Moreover, in order to examine their perceptions of PainDroid from a technological point of view, both clinicians were asked to indicate what they liked and/or disliked about PainDroid, and if they had any suggestions for improvement. It was particularly encouraging to find out that the RH really appreciated the multimodal interface of PainDroid, since, he believed, patients with neurological illness and/or with limited hand mobility could potentially use the improved sensor-based interface to better interact with the application. However, they both mentioned that it might need some fine-tuning in order to make it more applicable to a wider range of disabled users.

Finally, in our last question on whether PainDroid could be used in everyday medical practice, there was a mutual agreement on the application’s potential in everyday pain assessment; however, as both the GP and RH mentioned, the prototypical nature of PainDroid means that acceptance by the community could also potentially encounter hurdles:

“…I’m still coming to grips with the fact that it is a very different way of looking at things…” (RH)

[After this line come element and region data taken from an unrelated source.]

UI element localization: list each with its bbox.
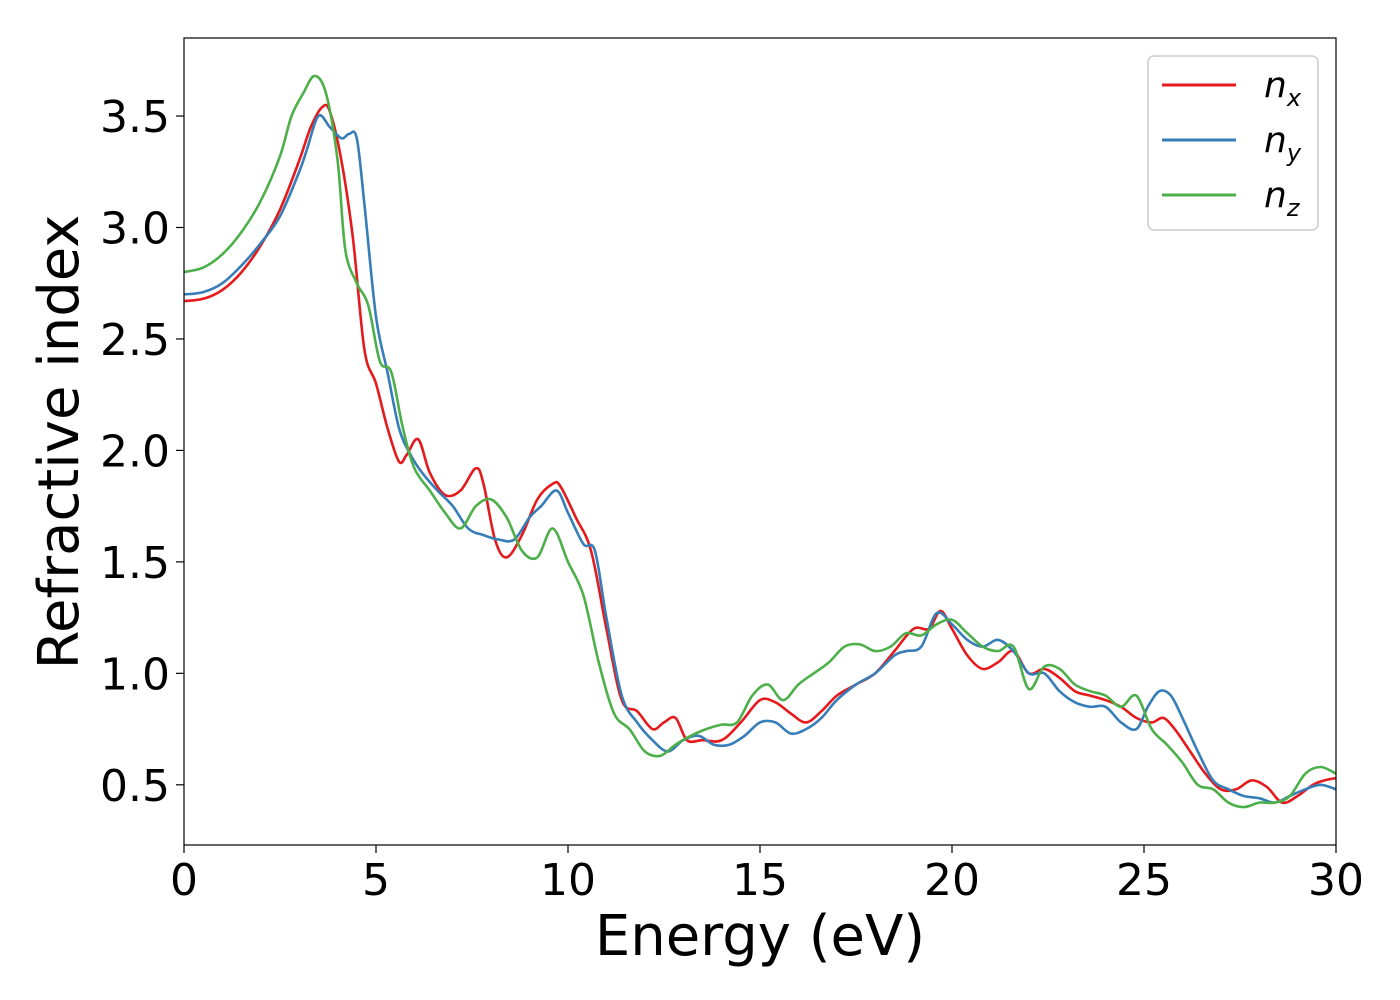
legend-label-n-x: nx: [1264, 65, 1302, 112]
x-tick-label: 20: [924, 855, 980, 906]
legend-label-n-y: ny: [1264, 120, 1302, 167]
y-axis-ticks: 0.5 1.0 1.5 2.0 2.5 3.0 3.5: [100, 92, 184, 812]
y-tick-label: 1.0: [100, 649, 170, 700]
x-tick-label: 0: [170, 855, 198, 906]
x-tick-label: 30: [1308, 855, 1364, 906]
y-tick-label: 2.0: [100, 426, 170, 477]
y-axis-title: Refractive index: [27, 215, 92, 670]
x-tick-label: 10: [540, 855, 596, 906]
x-tick-label: 15: [732, 855, 788, 906]
series-line-n-z: [184, 74, 1336, 809]
y-tick-label: 3.5: [100, 92, 170, 143]
series-layer: [184, 74, 1336, 809]
legend: nx ny nz: [1147, 55, 1319, 231]
y-tick-label: 3.0: [100, 203, 170, 254]
x-axis-ticks: 0 5 10 15 20 25 30: [170, 845, 1364, 906]
legend-label-n-z: nz: [1264, 175, 1301, 222]
x-tick-label: 5: [362, 855, 390, 906]
y-tick-label: 1.5: [100, 538, 170, 589]
y-tick-label: 0.5: [100, 761, 170, 812]
x-tick-label: 25: [1116, 855, 1172, 906]
x-axis-title: Energy (eV): [595, 904, 925, 969]
legend-box: [1147, 55, 1319, 231]
y-tick-label: 2.5: [100, 315, 170, 366]
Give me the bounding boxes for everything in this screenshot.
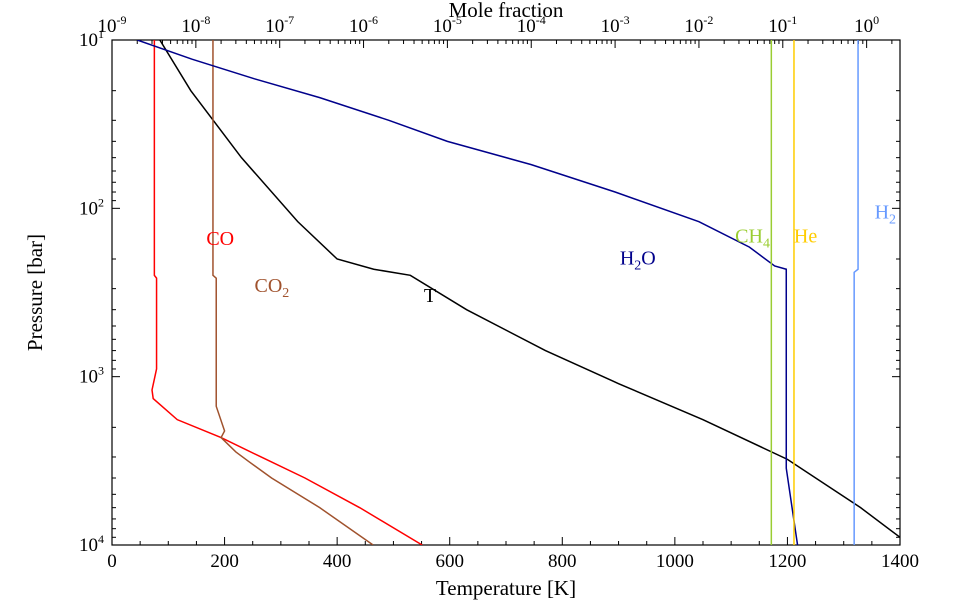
label-CH4: CH4: [735, 226, 770, 252]
svg-text:102: 102: [79, 195, 104, 219]
svg-text:0: 0: [107, 551, 117, 572]
svg-text:600: 600: [435, 551, 464, 572]
svg-text:100: 100: [854, 13, 879, 37]
label-T: T: [424, 285, 436, 307]
chart-container: 0 200 400 600 800 1000 1200 1400 Temperature [K]…: [0, 0, 960, 601]
atmosphere-profile-chart: 0 200 400 600 800 1000 1200 1400 Temperature [K]…: [0, 0, 960, 601]
svg-text:1200: 1200: [768, 551, 806, 572]
svg-text:10-3: 10-3: [601, 13, 630, 37]
label-CO2: CO2: [255, 275, 290, 301]
svg-text:Mole fraction: Mole fraction: [449, 0, 564, 22]
svg-text:101: 101: [79, 27, 104, 51]
label-He: He: [794, 226, 817, 248]
svg-text:200: 200: [210, 551, 239, 572]
svg-text:10-1: 10-1: [768, 13, 797, 37]
svg-text:10-2: 10-2: [684, 13, 713, 37]
svg-text:1400: 1400: [881, 551, 919, 572]
svg-text:Pressure [bar]: Pressure [bar]: [23, 234, 47, 351]
series-H2: [854, 40, 858, 545]
svg-text:Temperature [K]: Temperature [K]: [436, 576, 576, 600]
label-H2: H2: [875, 202, 896, 228]
svg-text:10-8: 10-8: [181, 13, 210, 37]
svg-text:104: 104: [79, 532, 104, 556]
svg-text:10-7: 10-7: [265, 13, 294, 37]
label-H2O: H2O: [620, 247, 656, 273]
series-CO2: [213, 40, 373, 545]
svg-text:400: 400: [323, 551, 352, 572]
label-CO: CO: [206, 228, 234, 250]
svg-text:800: 800: [548, 551, 577, 572]
series-H2O: [137, 40, 797, 545]
svg-text:103: 103: [79, 364, 104, 388]
svg-text:10-6: 10-6: [349, 13, 378, 37]
svg-text:1000: 1000: [656, 551, 694, 572]
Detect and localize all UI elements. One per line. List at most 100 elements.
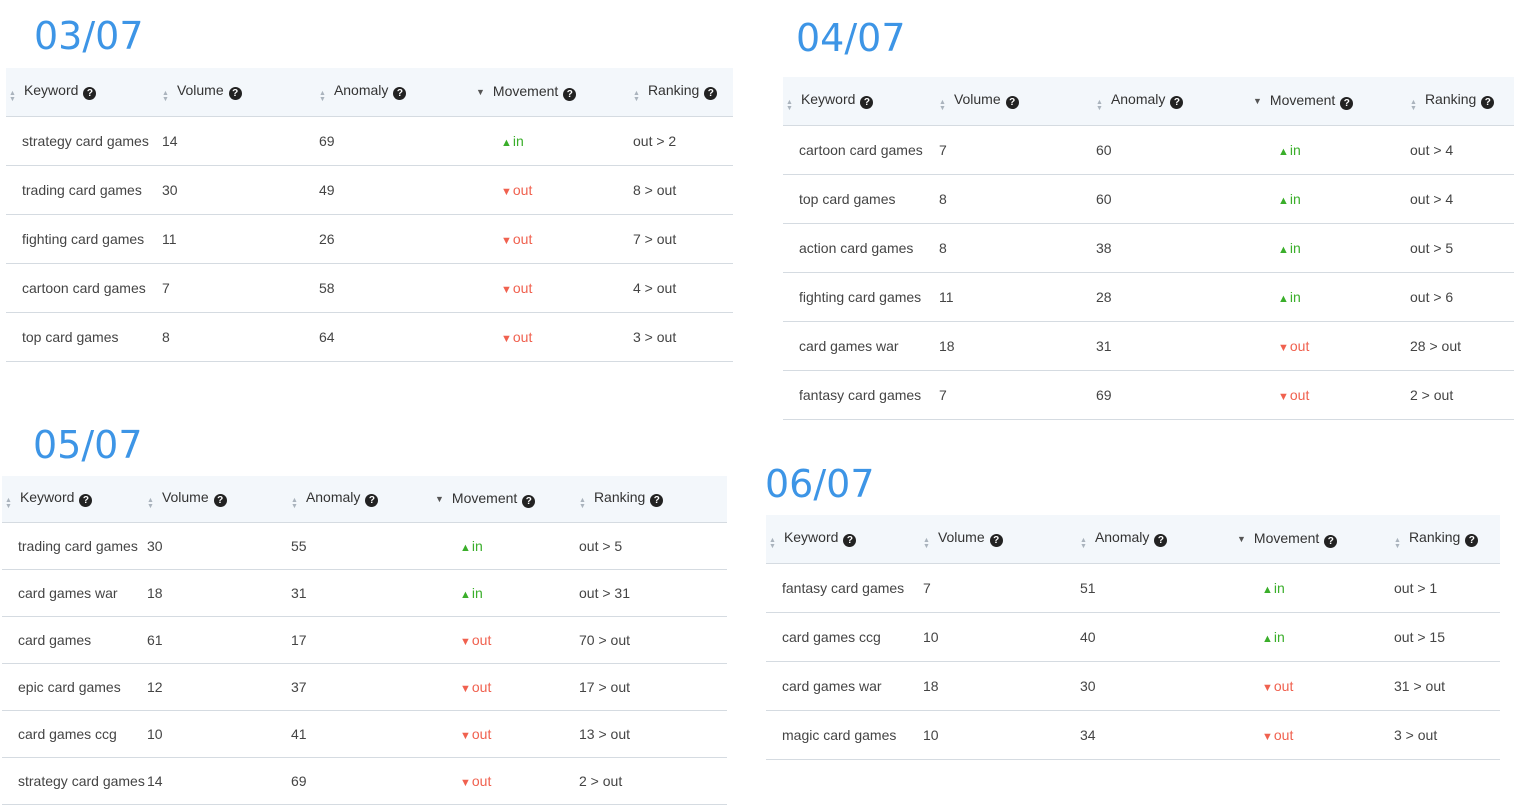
column-header-volume[interactable]: ▲ ▼ Volume?	[939, 77, 1096, 126]
movement-indicator: ▲in	[1278, 289, 1301, 305]
table-row[interactable]: strategy card games 14 69 ▲in out > 2	[6, 116, 733, 166]
cell-movement: ▼out	[476, 214, 633, 264]
column-header-anomaly[interactable]: ▲ ▼ Anomaly?	[291, 476, 435, 523]
date-heading: 03/07	[34, 14, 144, 58]
help-icon[interactable]: ?	[1340, 97, 1354, 110]
column-header-volume[interactable]: ▲ ▼ Volume?	[162, 68, 319, 117]
sort-icon[interactable]: ▲ ▼	[923, 536, 930, 550]
cell-anomaly: 26	[319, 214, 476, 264]
table-row[interactable]: cartoon card games 7 60 ▲in out > 4	[783, 125, 1514, 175]
help-icon[interactable]: ?	[1170, 95, 1184, 109]
sort-desc-icon[interactable]: ▼	[476, 87, 485, 97]
help-icon[interactable]: ?	[79, 493, 93, 507]
cell-movement: ▼out	[435, 757, 579, 805]
sort-icon[interactable]: ▲ ▼	[633, 89, 640, 103]
column-header-ranking[interactable]: ▲ ▼ Ranking?	[633, 68, 733, 117]
column-header-volume[interactable]: ▲ ▼ Volume?	[923, 515, 1080, 564]
table-row[interactable]: magic card games 10 34 ▼out 3 > out	[766, 710, 1500, 760]
help-icon[interactable]: ?	[563, 88, 577, 101]
help-icon[interactable]: ?	[1465, 533, 1479, 547]
sort-icon[interactable]: ▲ ▼	[5, 496, 12, 510]
column-header-movement[interactable]: ▼ Movement?	[1237, 515, 1394, 564]
help-icon[interactable]: ?	[860, 95, 874, 109]
column-header-anomaly[interactable]: ▲ ▼ Anomaly?	[1080, 515, 1237, 564]
cell-ranking: out > 1	[1394, 563, 1500, 613]
sort-icon[interactable]: ▲ ▼	[291, 496, 298, 510]
cell-ranking: 8 > out	[633, 165, 733, 215]
table-row[interactable]: epic card games 12 37 ▼out 17 > out	[2, 663, 727, 711]
table-row[interactable]: top card games 8 60 ▲in out > 4	[783, 174, 1514, 224]
column-header-movement[interactable]: ▼ Movement?	[476, 68, 633, 117]
table-row[interactable]: fantasy card games 7 51 ▲in out > 1	[766, 563, 1500, 613]
cell-volume: 30	[162, 165, 319, 215]
sort-icon[interactable]: ▲ ▼	[1096, 98, 1103, 112]
table-row[interactable]: card games ccg 10 40 ▲in out > 15	[766, 612, 1500, 662]
help-icon[interactable]: ?	[989, 533, 1003, 547]
column-header-anomaly[interactable]: ▲ ▼ Anomaly?	[319, 68, 476, 117]
help-icon[interactable]: ?	[843, 533, 857, 547]
table-row[interactable]: top card games 8 64 ▼out 3 > out	[6, 312, 733, 362]
column-header-movement[interactable]: ▼ Movement?	[1253, 77, 1410, 126]
cell-ranking: 13 > out	[579, 710, 727, 758]
table-row[interactable]: cartoon card games 7 58 ▼out 4 > out	[6, 263, 733, 313]
sort-icon[interactable]: ▲ ▼	[786, 98, 793, 112]
column-header-anomaly[interactable]: ▲ ▼ Anomaly?	[1096, 77, 1253, 126]
sort-icon[interactable]: ▲ ▼	[769, 536, 776, 550]
table-row[interactable]: trading card games 30 49 ▼out 8 > out	[6, 165, 733, 215]
table-header-row: ▲ ▼ Keyword? ▲ ▼ Volume? ▲ ▼ Anomaly? ▼ Movement? ▲…	[2, 476, 727, 523]
column-header-label: Ranking	[1408, 528, 1461, 545]
sort-desc-icon[interactable]: ▼	[1253, 96, 1262, 106]
help-icon[interactable]: ?	[704, 86, 718, 100]
table-row[interactable]: card games war 18 31 ▼out 28 > out	[783, 321, 1514, 371]
help-icon[interactable]: ?	[1154, 533, 1168, 547]
column-header-label: Volume	[161, 488, 209, 505]
help-icon[interactable]: ?	[1481, 95, 1495, 109]
help-icon[interactable]: ?	[650, 493, 664, 507]
help-icon[interactable]: ?	[228, 86, 242, 100]
column-header-keyword[interactable]: ▲ ▼ Keyword?	[6, 68, 162, 117]
date-heading: 04/07	[796, 16, 906, 60]
help-icon[interactable]: ?	[393, 86, 407, 100]
help-icon[interactable]: ?	[522, 495, 536, 508]
table-row[interactable]: strategy card games 14 69 ▼out 2 > out	[2, 757, 727, 805]
cell-keyword: top card games	[6, 312, 162, 362]
table-row[interactable]: card games war 18 30 ▼out 31 > out	[766, 661, 1500, 711]
sort-desc-icon[interactable]: ▼	[1237, 534, 1246, 544]
table-row[interactable]: card games war 18 31 ▲in out > 31	[2, 569, 727, 617]
column-header-keyword[interactable]: ▲ ▼ Keyword?	[783, 77, 939, 126]
triangle-down-icon: ▼	[501, 235, 512, 247]
help-icon[interactable]: ?	[83, 86, 97, 100]
table-row[interactable]: fighting card games 11 28 ▲in out > 6	[783, 272, 1514, 322]
help-icon[interactable]: ?	[1324, 535, 1338, 548]
table-row[interactable]: fighting card games 11 26 ▼out 7 > out	[6, 214, 733, 264]
table-row[interactable]: card games ccg 10 41 ▼out 13 > out	[2, 710, 727, 758]
table-row[interactable]: action card games 8 38 ▲in out > 5	[783, 223, 1514, 273]
sort-icon[interactable]: ▲ ▼	[319, 89, 326, 103]
cell-keyword: strategy card games	[2, 757, 147, 805]
cell-movement: ▲in	[1253, 272, 1410, 322]
table-row[interactable]: fantasy card games 7 69 ▼out 2 > out	[783, 370, 1514, 420]
help-icon[interactable]: ?	[1005, 95, 1019, 109]
sort-icon[interactable]: ▲ ▼	[1080, 536, 1087, 550]
help-icon[interactable]: ?	[365, 493, 379, 507]
cell-ranking: 3 > out	[633, 312, 733, 362]
sort-icon[interactable]: ▲ ▼	[939, 98, 946, 112]
sort-icon[interactable]: ▲ ▼	[1394, 536, 1401, 550]
help-icon[interactable]: ?	[213, 493, 227, 507]
sort-desc-icon[interactable]: ▼	[435, 494, 444, 504]
sort-icon[interactable]: ▲ ▼	[9, 89, 16, 103]
column-header-keyword[interactable]: ▲ ▼ Keyword?	[766, 515, 923, 564]
column-header-volume[interactable]: ▲ ▼ Volume?	[147, 476, 291, 523]
column-header-ranking[interactable]: ▲ ▼ Ranking?	[1410, 77, 1514, 126]
sort-icon[interactable]: ▲ ▼	[147, 496, 154, 510]
sort-icon[interactable]: ▲ ▼	[579, 496, 586, 510]
column-header-ranking[interactable]: ▲ ▼ Ranking?	[579, 476, 727, 523]
column-header-keyword[interactable]: ▲ ▼ Keyword?	[2, 476, 147, 523]
sort-icon[interactable]: ▲ ▼	[162, 89, 169, 103]
column-header-ranking[interactable]: ▲ ▼ Ranking?	[1394, 515, 1500, 564]
column-header-movement[interactable]: ▼ Movement?	[435, 476, 579, 523]
movement-indicator: ▲in	[460, 585, 483, 601]
sort-icon[interactable]: ▲ ▼	[1410, 98, 1417, 112]
table-row[interactable]: card games 61 17 ▼out 70 > out	[2, 616, 727, 664]
table-row[interactable]: trading card games 30 55 ▲in out > 5	[2, 522, 727, 570]
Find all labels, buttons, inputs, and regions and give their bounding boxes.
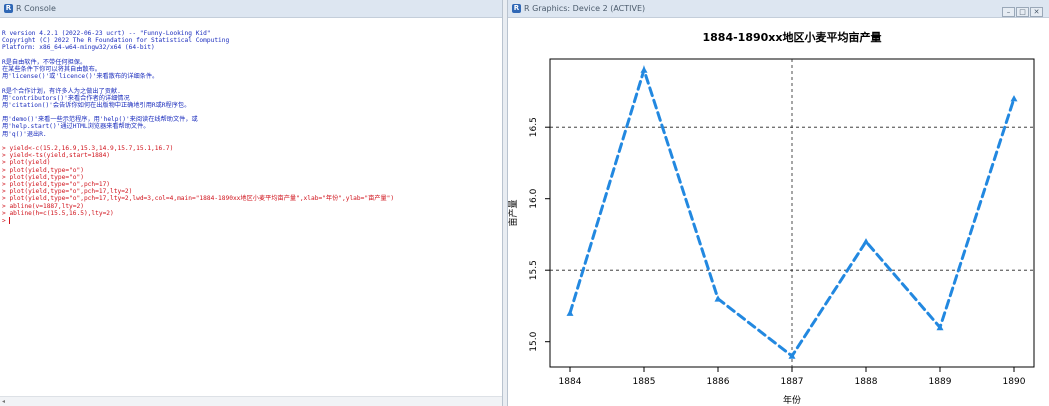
- console-line: > abline(h=c(15.5,16.5),lty=2): [2, 209, 114, 217]
- console-prompt[interactable]: >: [2, 216, 496, 225]
- console-line: > plot(yield,type="o"): [2, 173, 84, 181]
- plot-box: [549, 58, 1035, 368]
- y-tick-label: 15.0: [529, 331, 539, 351]
- x-axis-label: 年份: [783, 394, 801, 406]
- console-line: R version 4.2.1 (2022-06-23 ucrt) -- "Fu…: [2, 30, 211, 37]
- horizontal-scrollbar[interactable]: ◂: [0, 396, 502, 406]
- console-line: > plot(yield,type="o",pch=17): [2, 180, 111, 188]
- r-graphics-window[interactable]: R R Graphics: Device 2 (ACTIVE) – □ ✕ 1884…: [507, 0, 1049, 406]
- x-tick-label: 1885: [633, 377, 656, 387]
- console-line: > abline(v=1887,lty=2): [2, 202, 84, 210]
- x-tick-label: 1888: [855, 377, 878, 387]
- x-tick-label: 1890: [1003, 377, 1026, 387]
- console-line: R是个合作计划，有许多人为之做出了贡献.: [2, 87, 121, 95]
- data-point-triangle: [566, 309, 574, 316]
- data-point-triangle: [714, 295, 722, 302]
- console-line: [2, 52, 496, 59]
- data-point-triangle: [640, 66, 648, 73]
- text-cursor: [9, 216, 11, 224]
- y-tick-label: 15.5: [529, 260, 539, 280]
- r-console-window[interactable]: R R Console R version 4.2.1 (2022-06-23 …: [0, 0, 503, 406]
- maximize-button[interactable]: □: [1016, 7, 1029, 17]
- r-logo-icon: R: [512, 4, 521, 13]
- console-output[interactable]: R version 4.2.1 (2022-06-23 ucrt) -- "Fu…: [2, 30, 496, 396]
- data-point-triangle: [788, 352, 796, 359]
- console-line: R是自由软件，不带任何担保。: [2, 58, 87, 66]
- console-titlebar[interactable]: R R Console: [0, 0, 502, 18]
- console-line: 用'demo()'来看一些示范程序，用'help()'来阅读在线帮助文件，或: [2, 116, 198, 124]
- console-line: > yield<-c(15.2,16.9,15.3,14.9,15.7,15.1…: [2, 145, 174, 152]
- chart-title: 1884-1890xx地区小麦平均亩产量: [703, 30, 882, 44]
- y-tick-label: 16.5: [529, 117, 539, 137]
- console-line: [2, 80, 496, 87]
- data-point-triangle: [1010, 95, 1018, 102]
- console-line: > plot(yield): [2, 159, 51, 167]
- window-controls: – □ ✕: [1001, 3, 1043, 17]
- plot-canvas: 1884 1885 1886 1887 1888 1889 1890 15.0 15.5 16.0…: [508, 30, 1035, 406]
- console-title: R Console: [16, 4, 56, 13]
- r-logo-icon: R: [4, 4, 13, 13]
- graphics-titlebar[interactable]: R R Graphics: Device 2 (ACTIVE) – □ ✕: [508, 0, 1049, 18]
- console-line: 用'citation()'会告诉你如何在出版物中正确地引用R或R程序包。: [2, 101, 191, 109]
- console-line: 用'help.start()'通过HTML浏览器来看帮助文件。: [2, 123, 150, 131]
- console-line: 用'q()'退出R.: [2, 130, 47, 138]
- prompt-symbol: >: [2, 217, 10, 225]
- console-line: > plot(yield,type="o"): [2, 166, 84, 174]
- close-button[interactable]: ✕: [1030, 7, 1043, 17]
- console-line: 用'contributors()'来看合作者的详细情况: [2, 94, 130, 102]
- console-line: 用'license()'或'licence()'来看散布的详细条件。: [2, 73, 159, 81]
- console-line: > plot(yield,type="o",pch=17,lty=2,lwd=3…: [2, 195, 395, 203]
- x-tick-label: 1889: [929, 377, 952, 387]
- data-point-triangle: [862, 238, 870, 245]
- x-tick-label: 1884: [559, 377, 582, 387]
- console-line: [2, 138, 496, 145]
- console-line: Platform: x86_64-w64-mingw32/x64 (64-bit…: [2, 44, 155, 52]
- console-line: 在某些条件下你可以将其自由散布。: [2, 65, 101, 73]
- console-line: Copyright (C) 2022 The R Foundation for …: [2, 37, 230, 45]
- graphics-title: R Graphics: Device 2 (ACTIVE): [524, 4, 646, 13]
- x-tick-label: 1887: [781, 377, 804, 387]
- y-tick-label: 16.0: [529, 188, 539, 208]
- console-line: > plot(yield,type="o",pch=17,lty=2): [2, 188, 133, 196]
- minimize-button[interactable]: –: [1002, 7, 1015, 17]
- x-tick-label: 1886: [707, 377, 730, 387]
- scroll-left-arrow-icon[interactable]: ◂: [2, 398, 6, 405]
- console-line: > yield<-ts(yield,start=1884): [2, 152, 111, 160]
- data-point-triangle: [936, 323, 944, 331]
- y-axis-label: 亩产量: [508, 199, 519, 226]
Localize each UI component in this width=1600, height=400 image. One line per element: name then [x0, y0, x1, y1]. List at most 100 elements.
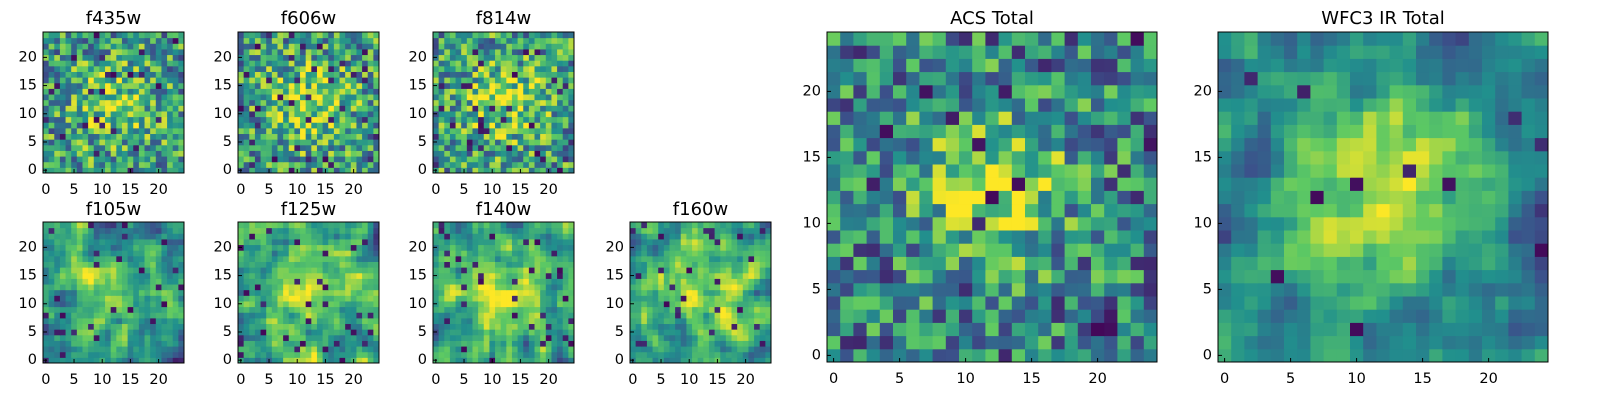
- heatmap-cell: [110, 233, 117, 240]
- heatmap-cell: [506, 43, 513, 50]
- heatmap-cell: [249, 284, 256, 291]
- heatmap-cell: [333, 127, 341, 135]
- heatmap-cell: [449, 312, 457, 319]
- heatmap-cell: [517, 48, 524, 56]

“…it’s too early, a lot of doctors are not used to adopting tools like this, but eventually when they get it on board they will start to use it and can become very widespread very quickly.” (GP)

6 Conclusions and future work

Pain is a prevalent, but sometimes, underemphasized medical concern. Whilst there is an abundance of sophisticated, but expensive clinical tools and apparatuses to investigate the underlying physiological causes, there is a scarcity of tools which address self-expressed dimensions of pain. In this paper, we have addressed the latter concern and have described PainDroid, a prototypical Android-based multimodal and VR application for pain assessment.

The present pilot study’s results support the potential of using computerized interfaces for the assessment of pain and are in agreement with findings presented in previous similar studies [14, 16, 19, 27, 43] about their ease of use and acceptance by the involved participants. In particular, our pilot evaluation with both clinicians and a group of wheelchair-using participants with mild arm mobility problems has highlighted a generally positive attitude towards the usability of PainDroid’s novel functionality, as well as the potential of the application to open up new avenues of patient-clinician interaction through automating a patient’s pain diary.

Our evaluation has furthermore produced important results with respect to the future development of the application. Specifically, responses from our evaluation with the clinicians indicated that PainDroid could be used to “compare pain over time” (GP) and “assess whether things were getting better or worse” (GP). In doing so, clinicians suggested that the application should be able to further provide a means to report pain parameters (e.g. severity and/or duration) other than just the location and type of pain, or to include additional pain types. These would be equally important when used by clinicians for the aforementioned purposes. The above functionalities constitute part of our future efforts for further development of the application.

As such, we acknowledge that the application is in a prototypical stage, and has only been evaluated with a relatively small sample of participants and clinicians that is not sufficient to currently generalize our results. Our findings, nonetheless, reveal encouraging signs of both stakeholders’ acceptance and satisfaction with the developed proof-of-concept. Further development, larger scale evaluations, and further assessment of clinical efficacy all form part of our future efforts.